Scientific tests of Vision Pro latency show that Apple’s spatial computer lives up to Apple’s claims of superiority over rival headsets – but only in the first of two metrics.
This means that the passthrough feature, which lets you see the real world around you, is better than any of its rivals in one way, but is very slightly (and imperceptibly) worse than Meta in another …
Passthrough, and the two types of latency
Vision Pro, like other VR headsets, completely cuts you off from the real world. The workaround for this is passthrough. Multiple cameras on the outside of the device feed video to on-board processing units, which combine them into a single image.
That video-processing task takes a non-zero length of time, which means you’re not quite looking at the world in real-time. Instead, there’s a small lag between something happening and you seeing it, which is known as the see-through latency.

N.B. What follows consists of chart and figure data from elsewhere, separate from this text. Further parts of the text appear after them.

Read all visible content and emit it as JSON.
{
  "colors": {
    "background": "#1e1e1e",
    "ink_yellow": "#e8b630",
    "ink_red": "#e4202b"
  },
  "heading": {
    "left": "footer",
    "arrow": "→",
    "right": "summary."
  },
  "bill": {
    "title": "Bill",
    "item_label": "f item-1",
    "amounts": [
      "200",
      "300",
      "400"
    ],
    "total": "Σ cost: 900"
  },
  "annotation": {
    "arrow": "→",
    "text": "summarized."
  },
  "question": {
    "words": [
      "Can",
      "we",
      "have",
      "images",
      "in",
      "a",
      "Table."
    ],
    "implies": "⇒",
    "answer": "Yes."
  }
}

Similarly, when you turn your head to the left or right, there is a lag between the movement of your head and the display being updated to show the new viewpoint. That’s known as the angular latency.
Vision Pro latency: See-though
Apple says that Vision Pro latency is 12ms, by which it means the see-through latency (sometimes referred to as photon-to-photon: the time between a photon in the real world hitting a camera and a photon from the display hitting your eyeballs).
Optofidelity, a company specialising in this type of benchmarking, put that claim to the test. It actually found that the latency was marginally lower (better) than Apple claimed, at ~11ms.
This is much better than any of the three rivals tested. The HTC VIVE XR Elite, Meta Quest 3, and Meta Quest Pro all had see-through latency in the 35-40ms range.
Vision Pro latency: Angular motion
Angular motion latency gets a little more interesting, and that’s because three of the four headsets tested use predictive algorithms to overcome the latency.
Obviously there’s no way for a headset to predict that is happening in front of it, so there’s no workaround for see-though latency. But when you turn your head, motion detectors know how quickly you are turning it, and can use that information to cheat.
Let’s say you turn your head to the left at a constant speed. The cameras on the left side of the headset see the new viewpoint before the centre of your eyes reach it, so they can use that feed to shift the displayed image so that it shows what your eyes would see by the time you reached that angle.
This predictive approach means that angular latency can in theory be zero – if the predicted motion is 100% accurate. If you move your head faster than expected, then you again get lag. But if you move your head slower than expected, the image you see can actually get ahead of the real-time view.
For this reason, measurements of angular motion latency can be negative, and that’s what Optofidelity found here for three of the headsets.
HTC’s Vive seemingly doesn’t use prediction, so its latency remained unchanged. But all three of the others use the predictive approach, and all three actually get very slightly ahead of the real-world angle, resulting in negative latency values.
Obviously the optimal latency value is zero, so Vision Pro performed slightly worse than the Meta headsets. However, Optofidelity said that all three latency figures were too low to be detectable in real-life use, so effectively all three have no angular latency. The company also notes that, as this is a software function, Apple should be able to fine-tune its performance here.